The trial court agreed that the presence of the car the police had stopped made the show-up identification unnecessarily suggestive. But the court concluded that this suggestiveness was mitigated by the fact that appellant was one of three suspects who came from the back of a squad car and stood in front of Soulak, and the police did nothing that suggested which one of the three men would be the shooter. We agree.
Even though the show-up was unnecessarily suggestive, there is not a very substantial likelihood that irreparable misidentification occurred. To evaluate the likelihood of irreparable misidentification, we must consider five factors:
[T]he opportunity of the witness to view the criminal at the time of the crime, the witness’ degree of attention, the accuracy of the witness’ prior description of the criminal, the level of certainty demonstrated by the witness at the confrontation, and the length of time between the crime and the confrontation.
Neil v. Biggers, 409 U.S. 188, 199, 93 S. Ct. 375, 382 (1972); see also McDuffie v. State, 482 N.W.2d 234, 236-37 (Minn. App. 1992) (upholding one-person show-up based on analysis of five factors from Biggers), review denied (Minn. Apr. 13, 1992).

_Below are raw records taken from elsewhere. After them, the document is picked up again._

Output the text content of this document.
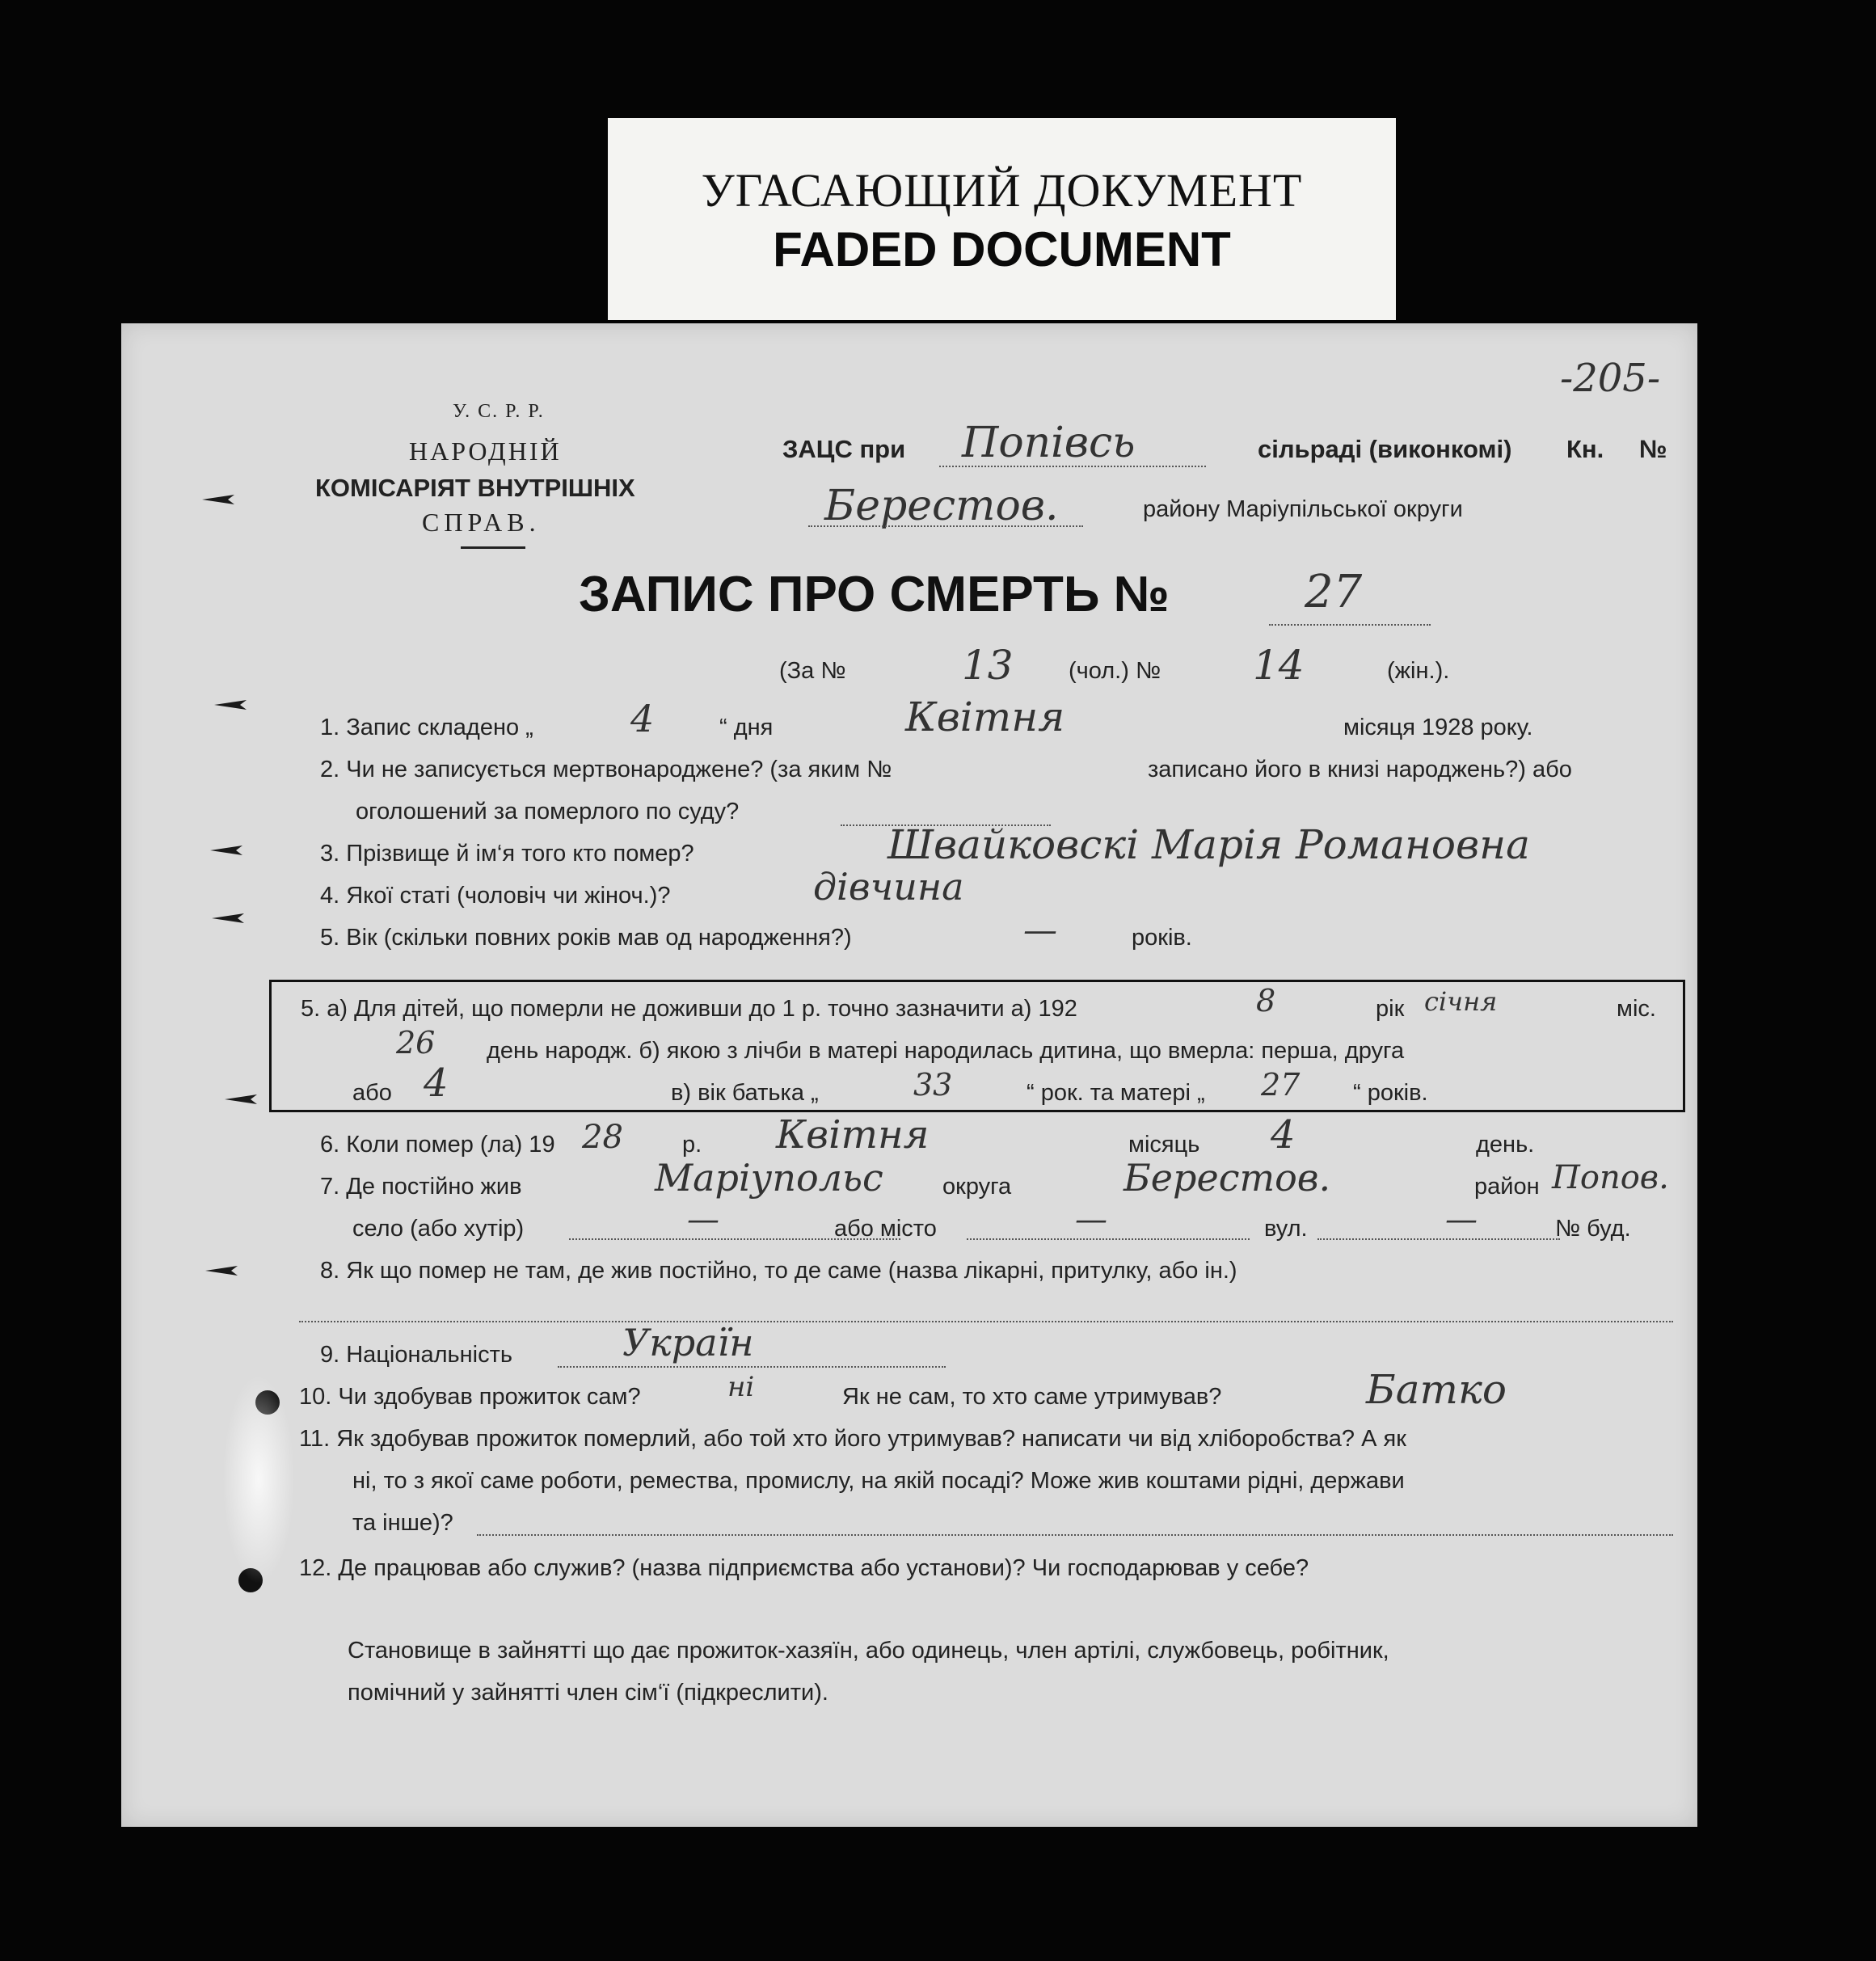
УГАСАЮЩИЙ ДОКУМЕНТ
FADED DOCUMENT
-205-
У. С. Р. Р.
НАРОДНІЙ
КОМІСАРІЯТ ВНУТРІШНІХ
СПРАВ.
ЗАЦС при Попівсь	сільраді (виконкомі) Кн. №
Берестов.	району Маріупільської округи
ЗАПИС ПРО СМЕРТЬ №	27
(За №	13 (чол.) № 14	(жін.).
1. Запис складено „	4	“ дня	Квітня	місяця 1928 року.
2. Чи не записується мертвонароджене? (за яким №	записано його в книзі народжень?) або
оголошений за померлого по суду?
3. Прізвище й ім‘я того кто помер?	Швайковскі Марія Романовна
4. Якої статі (чоловіч чи жіноч.)?	дівчина
5. Вік (скільки повних років мав од народження?)	—	років.
5. а) Для дітей, що померли не доживши до 1 р. точно зазначити а) 192	8	рік січня	міс.
26 день народж. б) якою з лічби в матері народилась дитина, що вмерла: перша, друга
або 4	в) вік батька „	33	“ рок. та матері „ 27 “ років.
6. Коли помер (ла) 19 28	р. Квітня	місяць 4	день.
7. Де постійно жив	Маріупольс	округа	Берестов.	район Попов.
село (або хутір)	—	або місто	—	вул.	—	№ буд.
8. Як що помер не там, де жив постійно, то де саме (назва лікарні, притулку, або ін.)
9. Національність	Україн
10. Чи здобував прожиток сам?	ні	Як не сам, то хто саме утримував?	Батко
11. Як здобував прожиток померлий, або той хто його утримував? написати чи від хліборобства? А як
ні, то з якої саме роботи, ремества, промислу, на якій посаді? Може жив коштами рідні, держави
та інше)?
12. Де працював або служив? (назва підприємства або установи)? Чи господарював у себе?
Становище в зайнятті що дає прожиток-хазяїн, або одинець, член артілі, службовець, робітник,
помічний у зайнятті член сім‘ї (підкреслити).
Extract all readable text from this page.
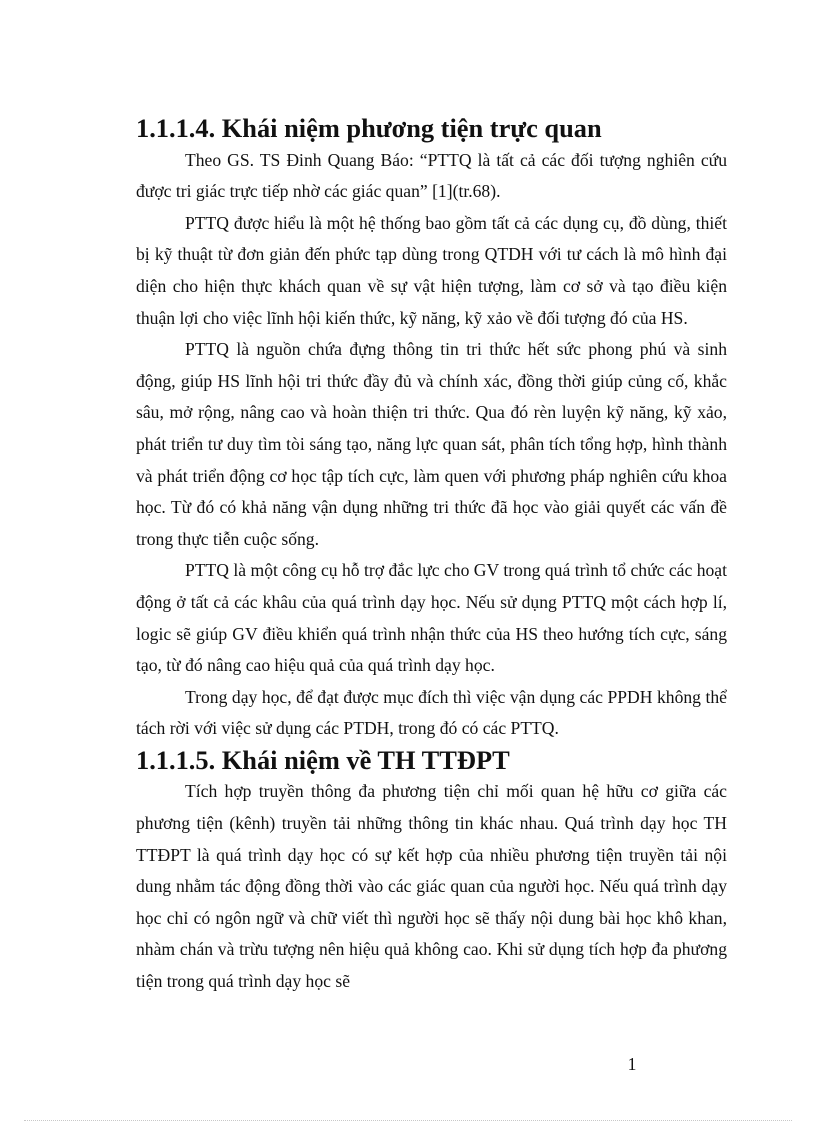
1.1.1.4. Khái niệm phương tiện trực quan

Theo GS. TS Đinh Quang Báo: “PTTQ là tất cả các đối tượng nghiên cứu được tri giác trực tiếp nhờ các giác quan” [1](tr.68).

PTTQ được hiểu là một hệ thống bao gồm tất cả các dụng cụ, đồ dùng, thiết bị kỹ thuật từ đơn giản đến phức tạp dùng trong QTDH với tư cách là mô hình đại diện cho hiện thực khách quan về sự vật hiện tượng, làm cơ sở và tạo điều kiện thuận lợi cho việc lĩnh hội kiến thức, kỹ năng, kỹ xảo về đối tượng đó của HS.

PTTQ là nguồn chứa đựng thông tin tri thức hết sức phong phú và sinh động, giúp HS lĩnh hội tri thức đầy đủ và chính xác, đồng thời giúp củng cố, khắc sâu, mở rộng, nâng cao và hoàn thiện tri thức. Qua đó rèn luyện kỹ năng, kỹ xảo, phát triển tư duy tìm tòi sáng tạo, năng lực quan sát, phân tích tổng hợp, hình thành và phát triển động cơ học tập tích cực, làm quen với phương pháp nghiên cứu khoa học. Từ đó có khả năng vận dụng những tri thức đã học vào giải quyết các vấn đề trong thực tiễn cuộc sống.

PTTQ là một công cụ hỗ trợ đắc lực cho GV trong quá trình tổ chức các hoạt động ở tất cả các khâu của quá trình dạy học. Nếu sử dụng PTTQ một cách hợp lí, logic sẽ giúp GV điều khiển quá trình nhận thức của HS theo hướng tích cực, sáng tạo, từ đó nâng cao hiệu quả của quá trình dạy học.

Trong dạy học, để đạt được mục đích thì việc vận dụng các PPDH không thể tách rời với việc sử dụng các PTDH, trong đó có các PTTQ.

1.1.1.5. Khái niệm về TH TTĐPT

Tích hợp truyền thông đa phương tiện chỉ mối quan hệ hữu cơ giữa các phương tiện (kênh) truyền tải những thông tin khác nhau. Quá trình dạy học TH TTĐPT là quá trình dạy học có sự kết hợp của nhiều phương tiện truyền tải nội dung nhằm tác động đồng thời vào các giác quan của người học. Nếu quá trình dạy học chỉ có ngôn ngữ và chữ viết thì người học sẽ thấy nội dung bài học khô khan, nhàm chán và trừu tượng nên hiệu quả không cao. Khi sử dụng tích hợp đa phương tiện trong quá trình dạy học sẽ

1
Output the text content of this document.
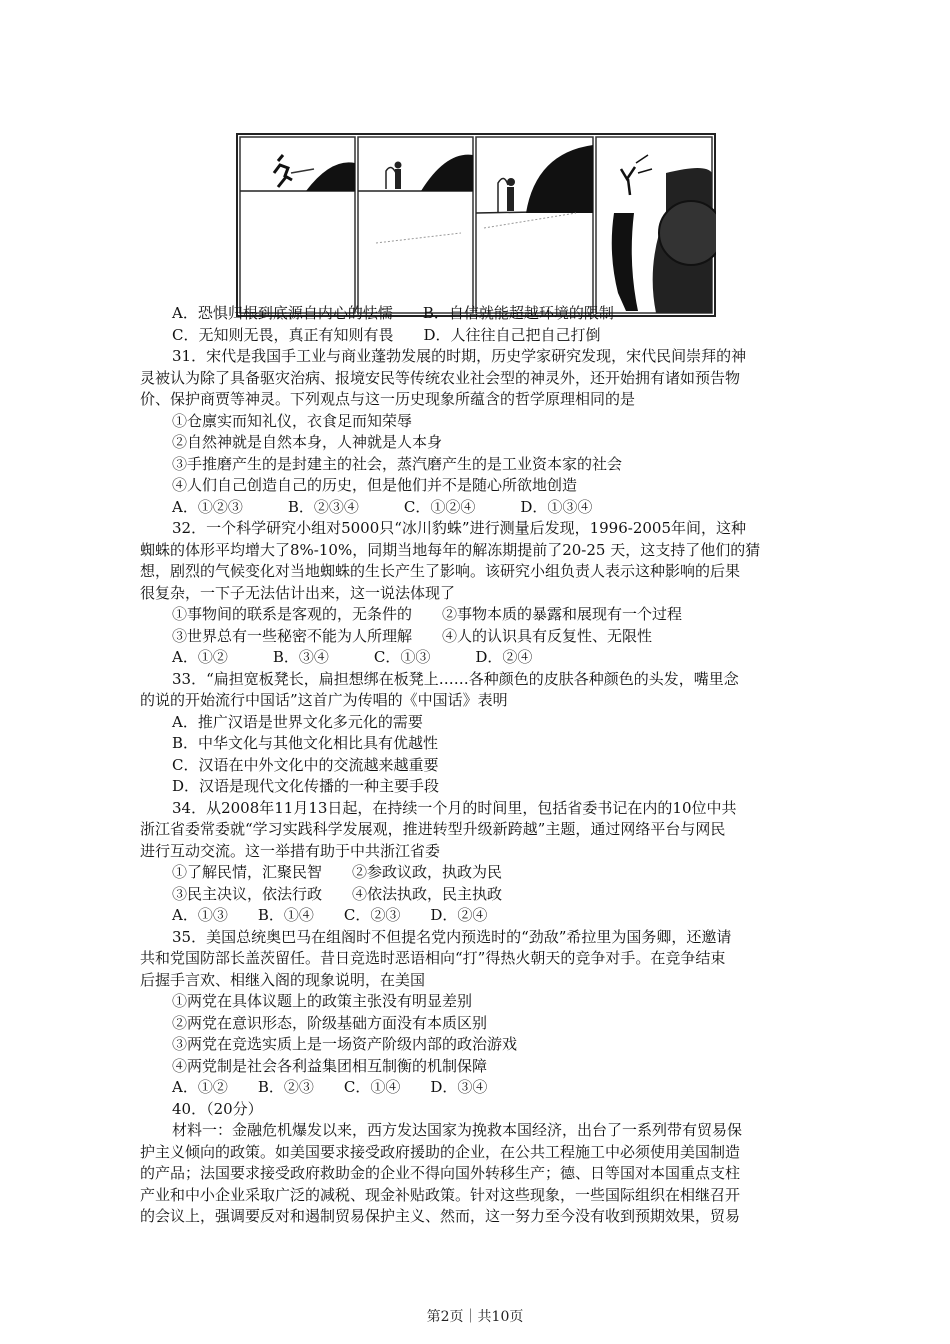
A．恐惧归根到底源自内心的怯懦　　 B．自信就能超越环境的限制
C．无知则无畏，真正有知则有畏　　 D．人往往自己把自己打倒
31．宋代是我国手工业与商业蓬勃发展的时期，历史学家研究发现，宋代民间崇拜的神
灵被认为除了具备驱灾治病、报境安民等传统农业社会型的神灵外，还开始拥有诸如预告物
价、保护商贾等神灵。下列观点与这一历史现象所蕴含的哲学原理相同的是
①仓廪实而知礼仪，衣食足而知荣辱
②自然神就是自然本身，人神就是人本身
③手推磨产生的是封建主的社会，蒸汽磨产生的是工业资本家的社会
④人们自己创造自己的历史，但是他们并不是随心所欲地创造
A．①②③　　　B．②③④　　　C．①②④　　　D．①③④
32．一个科学研究小组对5000只“冰川豹蛛”进行测量后发现，1996-2005年间，这种
蜘蛛的体形平均增大了8%-10%，同期当地每年的解冻期提前了20-25 天，这支持了他们的猜
想，剧烈的气候变化对当地蜘蛛的生长产生了影响。该研究小组负责人表示这种影响的后果
很复杂，一下子无法估计出来，这一说法体现了
①事物间的联系是客观的，无条件的　　②事物本质的暴露和展现有一个过程
③世界总有一些秘密不能为人所理解　　④人的认识具有反复性、无限性
A．①②　　　B．③④　　　C．①③　　　D．②④
33．“扁担宽板凳长，扁担想绑在板凳上……各种颜色的皮肤各种颜色的头发，嘴里念
的说的开始流行中国话”这首广为传唱的《中国话》表明
A．推广汉语是世界文化多元化的需要
B．中华文化与其他文化相比具有优越性
C．汉语在中外文化中的交流越来越重要
D．汉语是现代文化传播的一种主要手段
34．从2008年11月13日起，在持续一个月的时间里，包括省委书记在内的10位中共
浙江省委常委就“学习实践科学发展观，推进转型升级新跨越”主题，通过网络平台与网民
进行互动交流。这一举措有助于中共浙江省委
①了解民情，汇聚民智　　②参政议政，执政为民
③民主决议，依法行政　　④依法执政，民主执政
A．①③　　B．①④　　C．②③　　D．②④
35．美国总统奥巴马在组阁时不但提名党内预选时的“劲敌”希拉里为国务卿，还邀请
共和党国防部长盖茨留任。昔日竞选时恶语相向“打”得热火朝天的竞争对手。在竞争结束
后握手言欢、相继入阁的现象说明，在美国
①两党在具体议题上的政策主张没有明显差别
②两党在意识形态，阶级基础方面没有本质区别
③两党在竞选实质上是一场资产阶级内部的政治游戏
④两党制是社会各利益集团相互制衡的机制保障
A．①②　　B．②③　　C．①④　　D．③④
40．（20分）
材料一：金融危机爆发以来，西方发达国家为挽救本国经济，出台了一系列带有贸易保
护主义倾向的政策。如美国要求接受政府援助的企业，在公共工程施工中必须使用美国制造
的产品；法国要求接受政府救助金的企业不得向国外转移生产；德、日等国对本国重点支柱
产业和中小企业采取广泛的减税、现金补贴政策。针对这些现象，一些国际组织在相继召开
的会议上，强调要反对和遏制贸易保护主义、然而，这一努力至今没有收到预期效果，贸易
第2页｜共10页
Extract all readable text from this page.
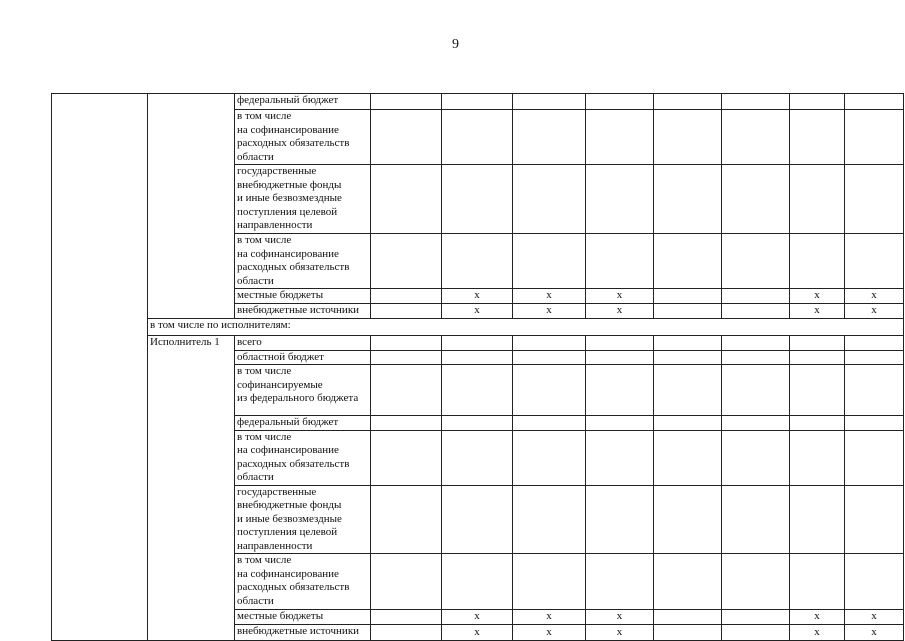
9
		федеральный бюджет								
		в том числе
на софинансирование
расходных обязательств
области								
		государственные
внебюджетные фонды
и иные безвозмездные
поступления целевой
направленности								
		в том числе
на софинансирование
расходных обязательств
области								
		местные бюджеты		х	х	х			х	х
		внебюджетные источники		х	х	х			х	х
	в том числе по исполнителям:									
	Исполнитель 1	всего								
		областной бюджет								
		в том числе
софинансируемые
из федерального бюджета								
		федеральный бюджет								
		в том числе
на софинансирование
расходных обязательств
области								
		государственные
внебюджетные фонды
и иные безвозмездные
поступления целевой
направленности								
		в том числе
на софинансирование
расходных обязательств
области								
		местные бюджеты		х	х	х			х	х
		внебюджетные источники		х	х	х			х	х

Soulak viewed appellant from an upstairs window during daylight hours as he stood on the street outside the window. Soulak focused on the two men for a minute and a half. Appellant matched the general description Soulak initially gave to police. Soulak’s identification of appellant was instantaneous and unprovoked, and she stated that she was 99% certain of her identification. Furthermore, Soulak distinguished among the three men in the show-up; she identified appellant as the man with the gun, another man as the man with appellant, and did not recognize the third man. Finally, the show-up was conducted approximately one hour after the crime. See State v. Lloyd, 310 N.W.2d 463, 464 (Minn. 1981) (show-up conducted moments after defendant’s arrest for robbery reliable); State v. Roehl, 409 N.W.2d 44, 46 (Minn. App. 1987) (show-up reliable when conducted 20 minutes after witness of break-in gave name and physical description of suspect); State v. Nunn, 399 N.W.2d 193, 195-96 (Minn. App. 1987) (show-up reliable when conducted within one hour of robbery), review denied (Minn. Mar. 13, 1987). The trial court properly ruled the show-up identification admissible. McDuffie, 482 N.W.2d at 236-37 (show-up identification admissible where robbery victim had opportunity to view suspect, gave matching description of suspect, identified suspect with certainty, and suspect was apprehended within one-half hour of robbery in victim’s neighborhood); State v. Hazley, 428 N.W.2d 406, 410 (Minn. App. 1988) (show-up identification admissible where suspects were paraded one-by-one in front of squad car containing robbery victims where victims provided earlier matching descriptions of suspect and suspect’s vehicle license plate number and suspect was apprehended soon after crime), review denied (Minn. Sept. 28, 1988).
Appellant also argues that the Minnesota Constitution should be construed as providing greater protection against suggestive identification procedures than the Supreme Court has provided under the federal constitution. The fundamental rule that appellate courts generally will not decide issues that are raised for the first time on appeal applies even when the issues consist of allegedly unconstitutional criminal procedures. State v. Merrill, 274 N.W.2d 99, 109 (Minn. 1978); State v. Kremer, 307 Minn. 309, 312-13, 239 N.W.2d 476, 478 (1976). Because appellant did not raise the state constitutional issue before the trial court, we decline to address the issue on appeal. See State v. Sorenson, 441 N.W.2d 455, 457 (Minn. 1989) (declining to apply Minnesota Constitution “because the question of its applicability was neither adequately briefed nor litigated”).